PRISTINA -- Kosovo's government has repeated its readiness to hold talks with Serbia but only as an equal partner with Belgrade, RFE/RL's Balkan Service reports.
Kosovar Prime Minister Hashim Thaci said in Pristina on September 13 that "the [United Nations] resolution determines that any consultations with Serbia will take place only as two equal, independent, and sovereign states. Such cooperation will be part of efforts to build new interstate relations."
The UN General Assembly adopted a resolution on Kosovo on September 9. It acknowledges the UN's International Court of Justice's advisory opinion on Kosovo's declaration of independence and tabs the EU to facilitate dialogue between Pristina and Belgrade on the issue of Kosovo's final status.
Belgrade considers Kosovo to still be a Serbian province.
Kosovar political parties -- both in power and in opposition -- have been united in their support for "technical talks" with Serbia.
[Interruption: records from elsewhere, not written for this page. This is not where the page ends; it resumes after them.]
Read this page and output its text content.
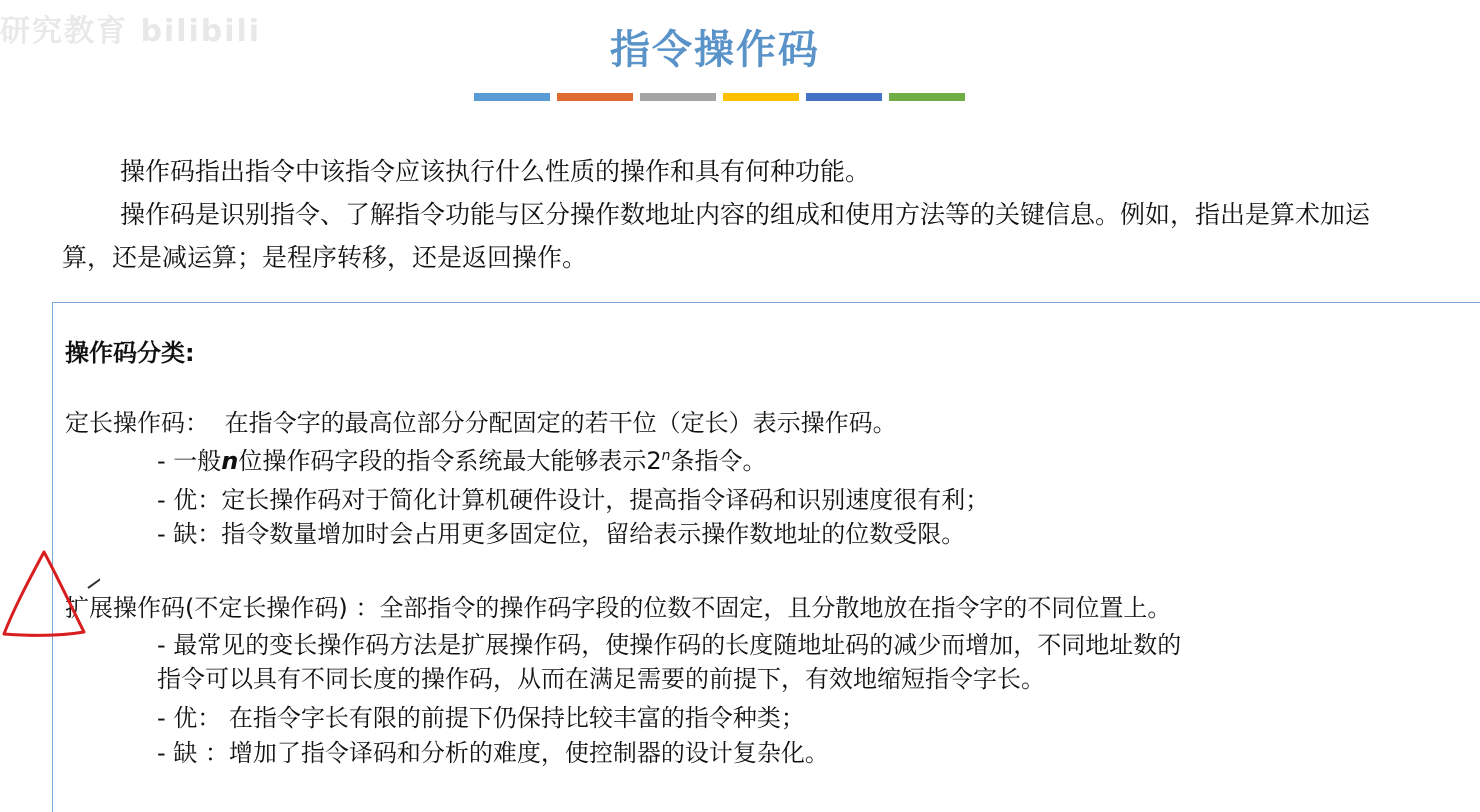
研究教育 bilibili	指令操作码

操作码指出指令中该指令应该执行什么性质的操作和具有何种功能。

操作码是识别指令、了解指令功能与区分操作数地址内容的组成和使用方法等的关键信息。例如，指出是算术加运算，还是减运算；是程序转移，还是返回操作。

操作码分类:
定长操作码： 在指令字的最高位部分分配固定的若干位（定长）表示操作码。
- 一般n位操作码字段的指令系统最大能够表示2$^n$条指令。
- 优：定长操作码对于简化计算机硬件设计，提高指令译码和识别速度很有利；
- 缺：指令数量增加时会占用更多固定位，留给表示操作数地址的位数受限。
扩展操作码(不定长操作码) ：全部指令的操作码字段的位数不固定，且分散地放在指令字的不同位置上。
- 最常见的变长操作码方法是扩展操作码，使操作码的长度随地址码的减少而增加，不同地址数的
指令可以具有不同长度的操作码，从而在满足需要的前提下，有效地缩短指令字长。
- 优： 在指令字长有限的前提下仍保持比较丰富的指令种类；
- 缺 ：增加了指令译码和分析的难度，使控制器的设计复杂化。
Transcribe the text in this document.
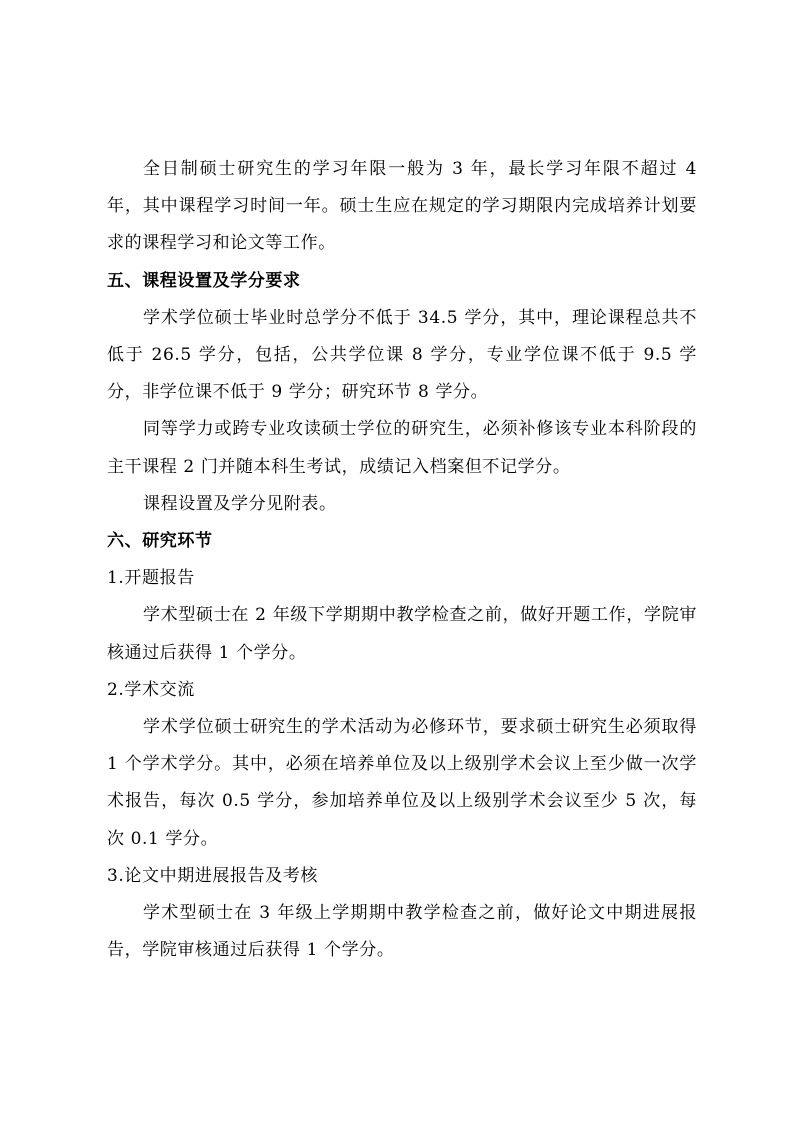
全日制硕士研究生的学习年限一般为 3 年，最长学习年限不超过 4 年，其中课程学习时间一年。硕士生应在规定的学习期限内完成培养计划要求的课程学习和论文等工作。

五、课程设置及学分要求

学术学位硕士毕业时总学分不低于 34.5 学分，其中，理论课程总共不低于 26.5 学分，包括，公共学位课 8 学分，专业学位课不低于 9.5 学分，非学位课不低于 9 学分；研究环节 8 学分。

同等学力或跨专业攻读硕士学位的研究生，必须补修该专业本科阶段的主干课程 2 门并随本科生考试，成绩记入档案但不记学分。

课程设置及学分见附表。

六、研究环节

1.开题报告

学术型硕士在 2 年级下学期期中教学检查之前，做好开题工作，学院审核通过后获得 1 个学分。

2.学术交流

学术学位硕士研究生的学术活动为必修环节，要求硕士研究生必须取得 1 个学术学分。其中，必须在培养单位及以上级别学术会议上至少做一次学术报告，每次 0.5 学分，参加培养单位及以上级别学术会议至少 5 次，每次 0.1 学分。

3.论文中期进展报告及考核

学术型硕士在 3 年级上学期期中教学检查之前，做好论文中期进展报告，学院审核通过后获得 1 个学分。
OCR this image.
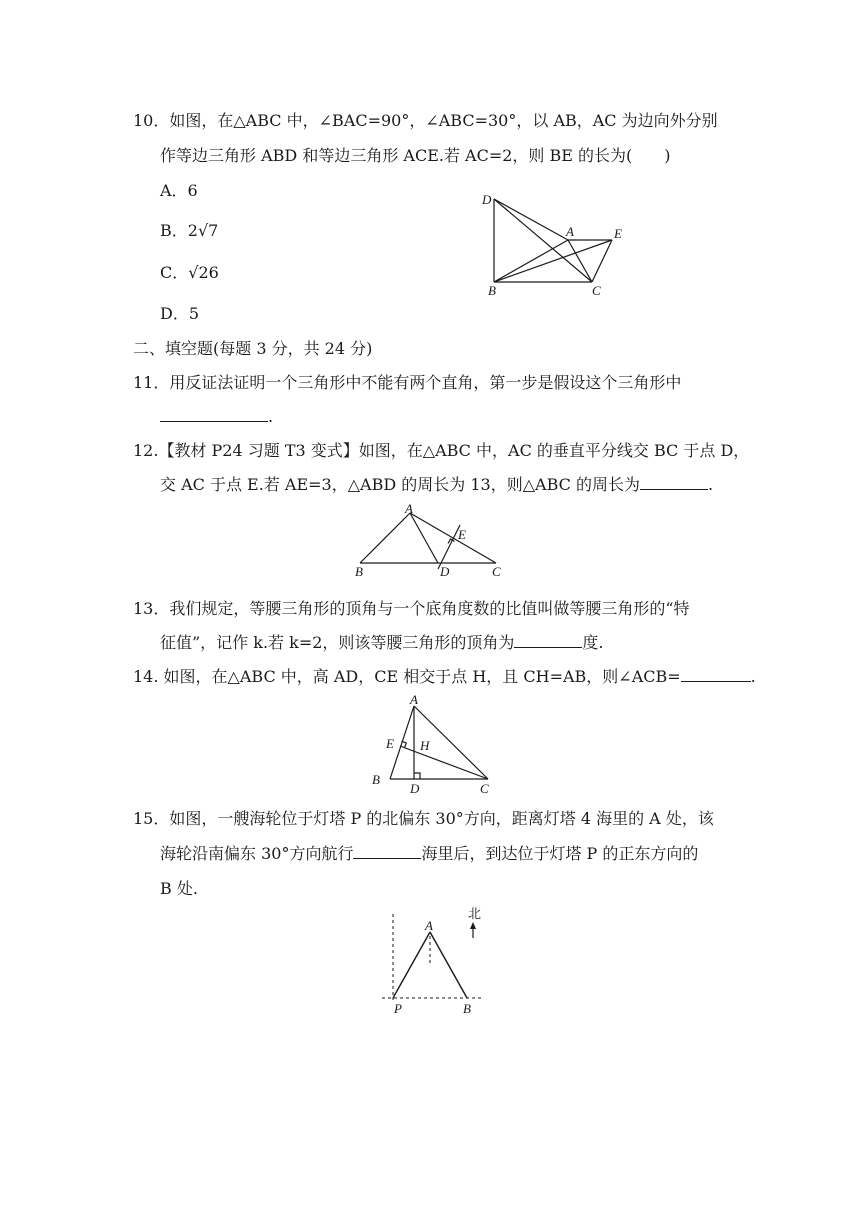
10．如图，在△ABC 中，∠BAC=90°，∠ABC=30°，以 AB，AC 为边向外分别
作等边三角形 ABD 和等边三角形 ACE.若 AC=2，则 BE 的长为(　　)
A．6
B．2√7
C．√26
D．5
D
A	E
B	C
二、填空题(每题 3 分，共 24 分)
11．用反证法证明一个三角形中不能有两个直角，第一步是假设这个三角形中
.
12.【教材 P24 习题 T3 变式】如图，在△ABC 中，AC 的垂直平分线交 BC 于点 D，
交 AC 于点 E.若 AE=3，△ABD 的周长为 13，则△ABC 的周长为	.
A
E
B	D	C
13．我们规定，等腰三角形的顶角与一个底角度数的比值叫做等腰三角形的“特
征值”，记作 k.若 k=2，则该等腰三角形的顶角为	度.
14. 如图，在△ABC 中，高 AD，CE 相交于点 H，且 CH=AB，则∠ACB=	.
A
E H
B
D	C
15．如图，一艘海轮位于灯塔 P 的北偏东 30°方向，距离灯塔 4 海里的 A 处，该
海轮沿南偏东 30°方向航行	海里后，到达位于灯塔 P 的正东方向的
B 处.
A
北
P	B
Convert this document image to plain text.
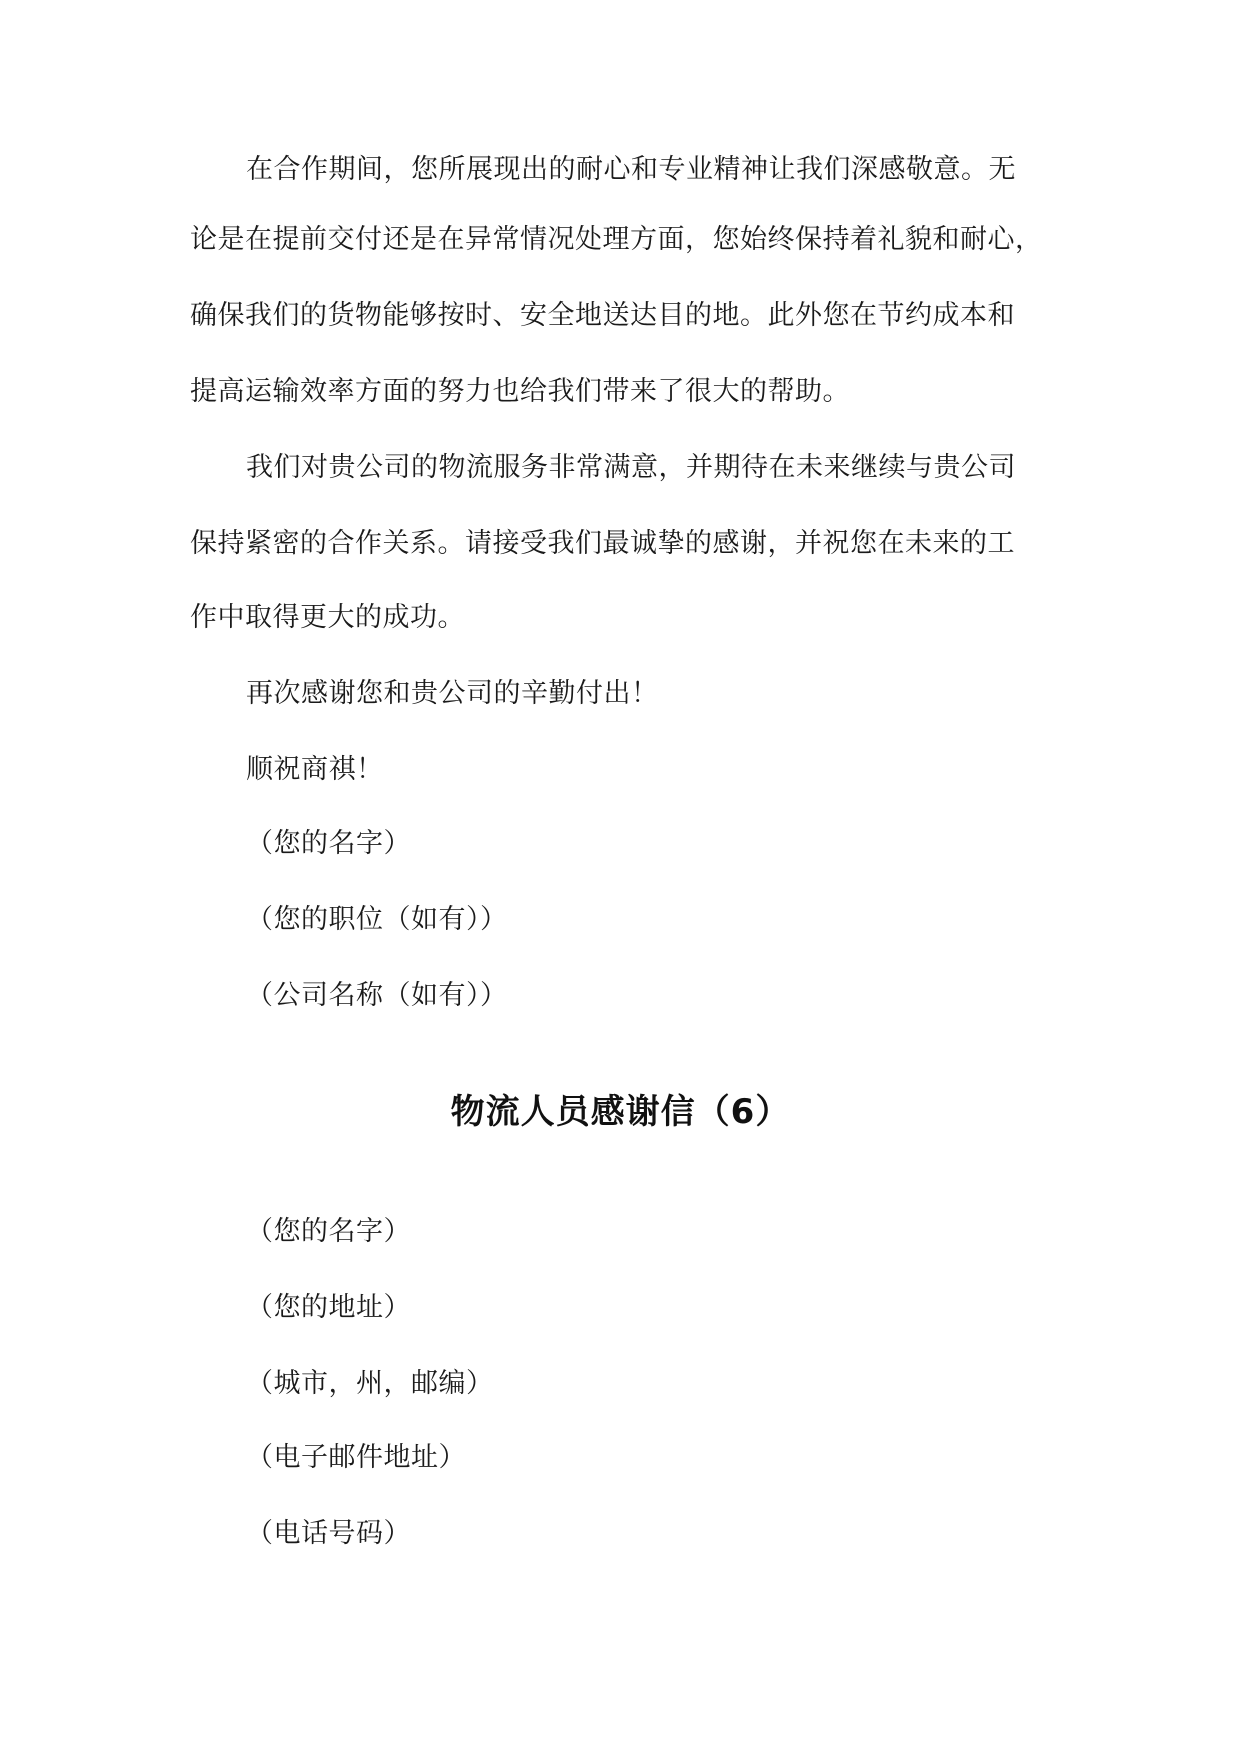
在合作期间，您所展现出的耐心和专业精神让我们深感敬意。无
论是在提前交付还是在异常情况处理方面，您始终保持着礼貌和耐心，
确保我们的货物能够按时、安全地送达目的地。此外您在节约成本和
提高运输效率方面的努力也给我们带来了很大的帮助。
我们对贵公司的物流服务非常满意，并期待在未来继续与贵公司
保持紧密的合作关系。请接受我们最诚挚的感谢，并祝您在未来的工
作中取得更大的成功。
再次感谢您和贵公司的辛勤付出！
顺祝商祺！
（您的名字）
（您的职位（如有））
（公司名称（如有））
物流人员感谢信（6）
（您的名字）
（您的地址）
（城市，州，邮编）
（电子邮件地址）
（电话号码）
But the political movement Vetvendosja (Self-Determination) has opposed possible talks with Belgrade.
Drenushe Xhemajli, a Vetvendosja official, told RFE/RL that the "compromises with Serbia continue...[even though] Serbia has not recognized Kosovo and has not apologized for war crimes committed in Kosovo."
Despite the Kosovar government's readiness to hold talks, it admits there has been no discussion about an agenda or a time and place for talks with Serbia.
Kosovar government spokesman Memli Krasniqi excluded the possibility of the UN as a mediator for bilateral talks.
Kosovo declared independence from Serbia in February 2008. On September 3, Honduras became the 70th country to recognize Kosovo's independence.